With factual variations specific to the ships, the owners’ basic accusation in the Bottiglieri Challenger and Aquarosa cases is the same: that the crews deliberately waited until they were in US waters and went straight to the U.S. Coast Guard, in the process hiding the misconduct from the owners, their shoreside personnel and port state control authorities in other nations that the ships visited before calling in the U.S.

This allegation raises legal as well as moral issues. Blank Rome partner Jeanne Grasso, who represents Efploia, said that in many cases, and in the Aquarosa case in particular, the whistleblowers’ conduct contravened the intents and purposes of the International Safety Management Code, to which the U.S. is party.

The ISM Code obliges the owner to install and implement a comprehensive safety management regime, including the appointment of a Designated Person Ashore to serve as a direct link between crew and senior management.

GBSC and Efploia have both argued in court that “their” whistleblowers flagrantly violated this requirement and completely ignored the DPA or other means to report misconduct to the master or shoreside personnel.

Ms. Grasso expressed dismay that in the Aquarosa case, the whistleblower “allowed improper discharges to occur for upwards of eight months because he was compiling a dossier to present to the USCG and never reported what he saw to anyone in his company despite numerous opportunities to do so, both in person during superintendent visits to the ship or by telephone."

Apostleship of the Sea U.S. president Sinclair Oubre said that although the whistleblowers’ actions might be morally conflicting, as a pure point of law, he struggled to see the clear illegality of their waiting until they came to the U.S. to lodge environmental complaints. He also likened this practice to “forum shopping” by companies planning to file for bankruptcy.

“I simply believe that seafarers should not be held to a different standard than corporations,” the Rev. Oubre said.

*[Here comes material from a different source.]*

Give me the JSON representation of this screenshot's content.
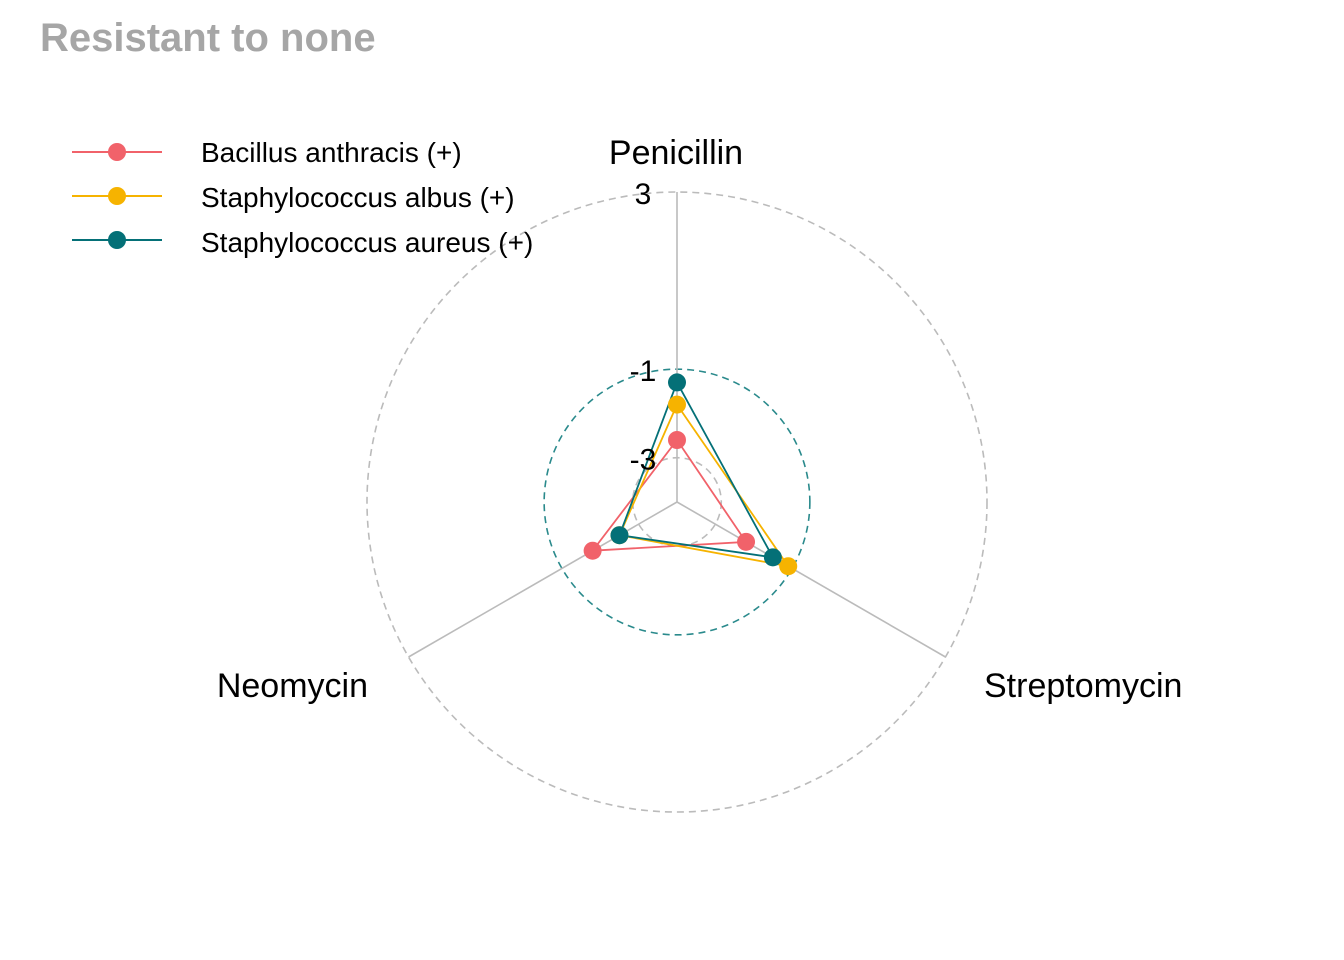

On a wider plane, it could be argued that the owner is a guilty party—that the “buck stops at the owner’s desk." By that yardstick, the owner has no right to tell the U.S. government how to spend the fine monies it has collected.

“Now you are beginning to sound like the U.S. government—you are arguing just like a DOJ prosecutor,” Ms. Grasso told Lloyd’s List when this angle was put to her.

“The relevant point here is that seafarers are ‘gaming the system’, and scheming for a financial reward in a way that distorts the purpose of the APPS and the ISM Code. This behaviour does not display their concern for the environment, because if that had been their true motivation, the reports of wrongdoing would have come in months earlier, and prevented improper discharges from occurring.”

GBSC lawyer George Chalos said the current U.S. judicial application of the whistleblower rewards clause was a “misapplication of good intentions." He said: “We have a culture today that rewards and incentivises criminal conduct on the part of the whistleblower. This is perverse.”

Beyond their differences, Ms. Grasso, Mr. Chalos and the Rev. Oubre agreed on one thing: that whistleblower rewards are appropriate “in the right cases."

Ultimately, and despite efforts to deprive a whistleblower of his “cut” such as the ones pursued by Ms. Grasso and Mr. Chalos, it is up to the judge’s discretion whether to award a bounty. This means that industry might hear about this controversy for a while yet.

Nonetheless, Ms. Grasso said this issue had implications for owners and the wider industry.

“This case shows that owners need to pay much more attention to what goes on shipboard and pay much more attention to their crews, because it has a direct bearing on their ability to remain in compliance with environmental laws,” Ms. Grasso said.